PARIS—Cambodian opposition leader Sam Rainsy has challenged Prime Minister Hun Sen to make public the charges against him, a day after he fled the country following a vote to strip him and two other MPs of immunity from prosecution.
"I dare them to show the dossier, the case against me," Sam Rainsy said in an interview with RFA’s Khmer service in Paris.
"When they do that, I will decide whether I will go to have such a tribunal try me. But before I go back, this tribunal must have all the documents with which to charge me available first. I believe that no one would believe the dossier in the possession of this tribunal. It can only make the international community spurn the current Cambodian tribunal and government even more," he said.
"I will return to Cambodia when the tribunal summons me, but I should be informed of the purposes of the summons. The reasons for summoning me should be clearly detailed in writing," he said.
"They must be reasonable and must prepare a clear-cut case against me so that I can prepare my defense. Since they haven’t done this, I deem it unnecessary to wait for the court in Cambodia. This is just a waste of time that I would rather use for my work on the international stage."
I dare them to show the dossier, the case against me. When they do that, I will decide whether I will go to have such a tribunal try me. But before I go back, this tribunal must have all the documents with which to charge me available first... They must be reasonable and prepare a clear-cut case against me so I can prepare my defense.
"My belief is that in the end justice will prevail. I am now defending justice," sam Rainsy said "I do not have any personal scores to set in the political arena of Cambodia. It is my crusade to render justice to the Cambodian people... I believe that in the end the force of justice will triumph."
Sam Rainsy fled Cambodia on Feb. 3 after a vote by government-backed MPs to strip him and two other opposition legislators of their parliamentary immunity.
Cambodian authorities meanwhile moved to arrest one of the other two MPs, Cheam Channy, accusing him of masterminding an armed coup to overthrow Prime Minister Hun Sen. A third MP, Chea Poch, who also belongs to the pro-democracy Sam Rainsy Party, has gone into hiding.
The three were stripped of immunity to prosecution for allegations made in the privileged setting of the country's parliament. The parliament is dominated by Hun Sen's government and its political allies.
Rights groups and U.S. officials condemned the move to strip the MPs of their immunity as a setback for democracy in Cambodia, whose fledgling parliamentary system has been blighted by nearly two years of violence, intimidation, and backroom deals.

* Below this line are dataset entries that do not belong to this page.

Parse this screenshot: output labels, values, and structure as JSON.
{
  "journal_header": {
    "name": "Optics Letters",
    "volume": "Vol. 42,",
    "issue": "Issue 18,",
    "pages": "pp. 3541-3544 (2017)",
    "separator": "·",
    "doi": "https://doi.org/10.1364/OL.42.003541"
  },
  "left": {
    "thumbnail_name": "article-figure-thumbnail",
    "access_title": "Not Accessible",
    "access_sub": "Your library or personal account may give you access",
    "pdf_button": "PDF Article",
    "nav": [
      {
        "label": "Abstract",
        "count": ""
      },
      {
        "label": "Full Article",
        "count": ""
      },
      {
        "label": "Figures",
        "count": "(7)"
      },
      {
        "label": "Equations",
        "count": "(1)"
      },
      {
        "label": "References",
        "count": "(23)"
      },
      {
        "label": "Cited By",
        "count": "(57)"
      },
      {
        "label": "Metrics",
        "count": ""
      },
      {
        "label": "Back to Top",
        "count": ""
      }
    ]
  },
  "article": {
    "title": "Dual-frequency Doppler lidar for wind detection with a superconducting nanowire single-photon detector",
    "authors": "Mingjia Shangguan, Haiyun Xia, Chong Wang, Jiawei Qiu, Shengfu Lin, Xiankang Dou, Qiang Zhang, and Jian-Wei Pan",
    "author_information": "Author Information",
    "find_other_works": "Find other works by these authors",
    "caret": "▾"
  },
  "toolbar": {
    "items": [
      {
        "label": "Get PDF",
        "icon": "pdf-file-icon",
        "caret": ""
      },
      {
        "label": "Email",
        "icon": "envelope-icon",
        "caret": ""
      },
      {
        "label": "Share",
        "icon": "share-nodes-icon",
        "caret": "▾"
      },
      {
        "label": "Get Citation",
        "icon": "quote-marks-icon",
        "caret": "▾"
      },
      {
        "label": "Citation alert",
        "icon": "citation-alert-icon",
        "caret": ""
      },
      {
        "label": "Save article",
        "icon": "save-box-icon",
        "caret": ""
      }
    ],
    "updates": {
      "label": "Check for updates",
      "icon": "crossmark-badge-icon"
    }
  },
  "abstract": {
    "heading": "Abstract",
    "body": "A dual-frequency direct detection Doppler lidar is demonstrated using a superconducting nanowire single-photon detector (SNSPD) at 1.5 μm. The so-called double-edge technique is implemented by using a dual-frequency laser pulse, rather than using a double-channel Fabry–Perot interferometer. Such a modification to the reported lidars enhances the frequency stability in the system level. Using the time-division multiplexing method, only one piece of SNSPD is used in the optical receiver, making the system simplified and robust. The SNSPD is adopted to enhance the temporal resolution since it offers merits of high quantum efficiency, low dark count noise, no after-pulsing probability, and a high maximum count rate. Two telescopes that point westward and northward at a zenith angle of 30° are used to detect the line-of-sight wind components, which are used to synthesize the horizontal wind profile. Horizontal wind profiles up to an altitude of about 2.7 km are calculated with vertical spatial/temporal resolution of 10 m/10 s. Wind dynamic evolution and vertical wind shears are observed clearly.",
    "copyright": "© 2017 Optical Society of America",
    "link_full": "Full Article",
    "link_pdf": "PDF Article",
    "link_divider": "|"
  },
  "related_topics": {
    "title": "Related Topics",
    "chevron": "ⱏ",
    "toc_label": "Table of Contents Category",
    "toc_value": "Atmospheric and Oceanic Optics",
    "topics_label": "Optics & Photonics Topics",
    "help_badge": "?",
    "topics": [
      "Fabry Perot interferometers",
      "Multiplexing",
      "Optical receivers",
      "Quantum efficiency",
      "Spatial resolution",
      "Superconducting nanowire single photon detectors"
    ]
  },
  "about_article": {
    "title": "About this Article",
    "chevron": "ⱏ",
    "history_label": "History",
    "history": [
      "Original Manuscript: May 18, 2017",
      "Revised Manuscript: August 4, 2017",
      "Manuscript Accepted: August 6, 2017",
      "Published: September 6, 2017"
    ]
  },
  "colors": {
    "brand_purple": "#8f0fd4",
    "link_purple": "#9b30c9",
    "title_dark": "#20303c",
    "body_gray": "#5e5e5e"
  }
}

U.S. State Department spokesman Adam Ereli said the Bush administration condemned the suspension of the MPs' immunity and noted with concern the subsequent arrest of Cheam Channy.
"We see these actions coming at a time of growing intimidation of opposition voices in Cambodia," Ereli said.
He urged the Cambodian government leadership the "to allow all its citizens to peacefully express their political views without fear of retribution of intimidation."
Sam Rainsy, who holds French citizenship, has filed a lawsuit accusing Hun Sen of masterminding a 1997 grenade attack on an opposition rally that killed at least 16 people and injured a U.S. citizen.
Prime Minister Hun Sen and Prince Ranariddh, leader of the royalist Funcinpec, have "accused me of so many things," Sam Rainsy said.
"But what the [Sam Rainsy Party] MPs and, I believe, the majority of Cambodians have leveled against the current leadership concerning their crimes of homicide and corruption, the National Assembly and the Judiciary did not see at all," he added.
"My main business is to meet with the superpowers, namely the United States and the European Union," he said. "In Europe, I will urgently visit and meet with leaders of France, Germany, and Britain, the three big [powers] of Europe. After my visit in Europe I will travel to the United States."